Kementerian Pemberdayaan Perempuan dan Perlindungan Anak Republik Indonesia menyelenggarakan “Pelatihan Hak Perempuan dalam Bencana dan Konflik” di Aula Fachruddin, Sekolah Pascasarjana.
Pada hari pertama, acara ini diisi dengan materi seputar hak dan nasib yang dirasakan sejumlah perempuan dan anak di daerah bencana dan konflik. Kemudian dilanjutkan dengan diskusi untuk mengambil kebijakan terhadap masalah tersebut.
Dalam kesempatannya, Kepala Bidang Perlindungan Perempuan Dinas Pemberdayaan Perempuan dan Perlindungan Anak (PPA) Provinsi Sulawesi Selatan, Hj Sarlin Nur SE MM, menyampaikan bahwa kasus kekerasan perempuan dan anak berjumlah 154 sepanjang tahun 2018 di kabupaten atau kota yang terlapor.
“Untuk tahun 2019 kurang lebih 87 kasus kekerasan ini kebanyakan dialami oleh anak-anak, kekerasan seksual sebanyak 70 kasus, serta Kekerasan Dalam Rumah Tangga (KDRT) sebanyak 45 kasus,” jelasnya, Selasa (23/7).

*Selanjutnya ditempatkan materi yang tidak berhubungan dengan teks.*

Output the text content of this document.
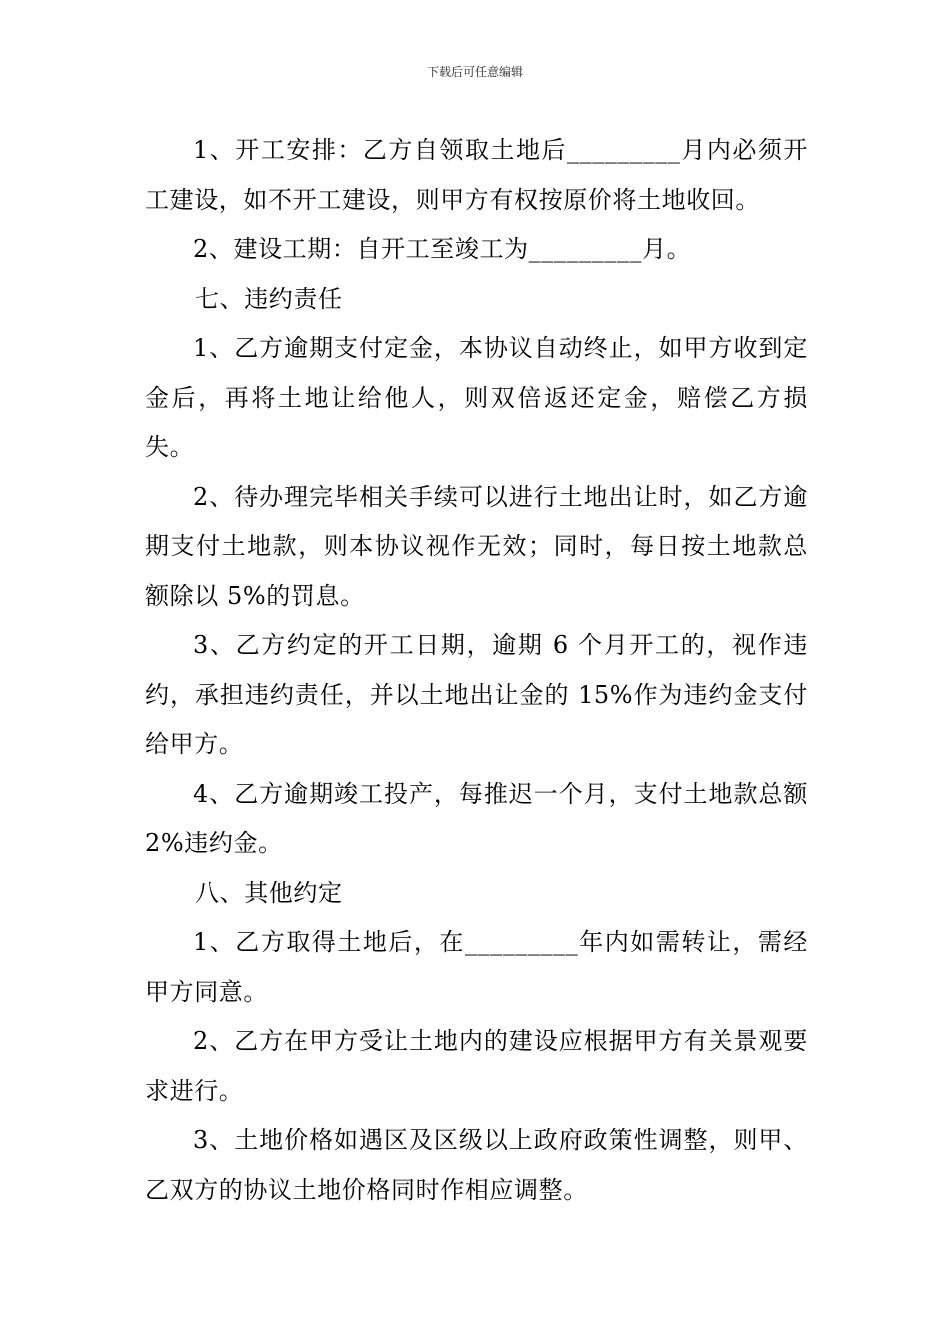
下载后可任意编辑

1、开工安排：乙方自领取土地后_________月内必须开工建设，如不开工建设，则甲方有权按原价将土地收回。

2、建设工期：自开工至竣工为_________月。

七、违约责任

1、乙方逾期支付定金，本协议自动终止，如甲方收到定金后，再将土地让给他人，则双倍返还定金，赔偿乙方损失。

2、待办理完毕相关手续可以进行土地出让时，如乙方逾期支付土地款，则本协议视作无效；同时，每日按土地款总额除以 5%的罚息。

3、乙方约定的开工日期，逾期 6 个月开工的，视作违约，承担违约责任，并以土地出让金的 15%作为违约金支付给甲方。

4、乙方逾期竣工投产，每推迟一个月，支付土地款总额 2%违约金。

八、其他约定

1、乙方取得土地后，在_________年内如需转让，需经甲方同意。

2、乙方在甲方受让土地内的建设应根据甲方有关景观要求进行。

3、土地价格如遇区及区级以上政府政策性调整，则甲、乙双方的协议土地价格同时作相应调整。
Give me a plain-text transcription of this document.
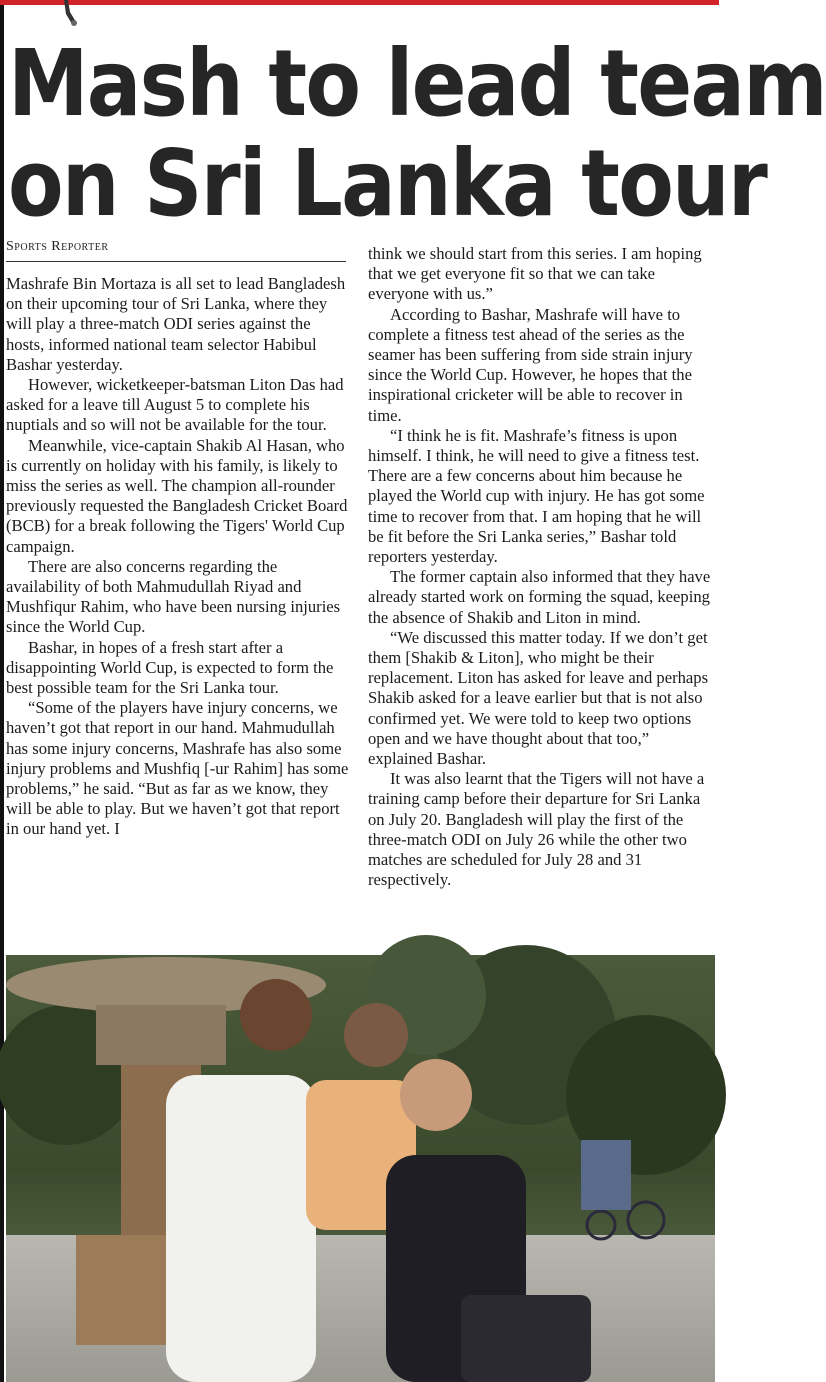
Mash to lead team
on Sri Lanka tour
Sports Reporter

Mashrafe Bin Mortaza is all set to lead Bangladesh on their upcoming tour of Sri Lanka, where they will play a three-match ODI series against the hosts, informed national team selector Habibul Bashar yesterday.

However, wicketkeeper-batsman Liton Das had asked for a leave till August 5 to complete his nuptials and so will not be available for the tour.

Meanwhile, vice-captain Shakib Al Hasan, who is currently on holiday with his family, is likely to miss the series as well. The champion all-rounder previously requested the Bangladesh Cricket Board (BCB) for a break following the Tigers' World Cup campaign.

There are also concerns regarding the availability of both Mahmudullah Riyad and Mushfiqur Rahim, who have been nursing injuries since the World Cup.

Bashar, in hopes of a fresh start after a disappointing World Cup, is expected to form the best possible team for the Sri Lanka tour.

“Some of the players have injury concerns, we haven’t got that report in our hand. Mahmudullah has some injury concerns, Mashrafe has also some injury problems and Mushfiq [-ur Rahim] has some problems,” he said. “But as far as we know, they will be able to play. But we haven’t got that report in our hand yet. I

think we should start from this series. I am hoping that we get everyone fit so that we can take everyone with us.”

According to Bashar, Mashrafe will have to complete a fitness test ahead of the series as the seamer has been suffering from side strain injury since the World Cup. However, he hopes that the inspirational cricketer will be able to recover in time.

“I think he is fit. Mashrafe’s fitness is upon himself. I think, he will need to give a fitness test. There are a few concerns about him because he played the World cup with injury. He has got some time to recover from that. I am hoping that he will be fit before the Sri Lanka series,” Bashar told reporters yesterday.

The former captain also informed that they have already started work on forming the squad, keeping the absence of Shakib and Liton in mind.

“We discussed this matter today. If we don’t get them [Shakib & Liton], who might be their replacement. Liton has asked for leave and perhaps Shakib asked for a leave earlier but that is not also confirmed yet. We were told to keep two options open and we have thought about that too,” explained Bashar.

It was also learnt that the Tigers will not have a training camp before their departure for Sri Lanka on July 20. Bangladesh will play the first of the three-match ODI on July 26 while the other two matches are scheduled for July 28 and 31 respectively.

Lebih lanjut, ia mengungkapkan, kasus kekerasan tertinggi terjadi di Toraja, Soppeng dan Kabupaten Gowa. Hal itu terjadi karena pengasuhan anak yang kurang baik. Dalam menangani kasus tersebut, PPA menjadi wadah pengaduan, penjagaan korban, pengelolaan kasus, penampungan sementara, mediasi, dan pedampingan korban.
“Semoga UPTD PPA akan lebih dekat dengan masyarakat untuk mengurangi angka kekerasan, selain itu juga bisa mencegah tindakan kekerasan bagi anak dan perempuan,” harap Sarlin.
Pada kesempatan yang sama, Asisten Deputi Perlindungan Perempuan dalam Situasi Darurat dan Kondisi Khusus, Nyimas Aliah SE MIKOM juga bercerita mengenai kerentanan perempuan pada kondisi khusus seperti bencana alam atau berada di daerah konflik.
“Indonesia adalah ‘supermarketnya’ bencana dan rawan terjadi konflik sehingga perempuan rentan mengalami kekerasan, pemerkosaan, penyiksaan, ancaman dan penyanderaan,” tutupnya.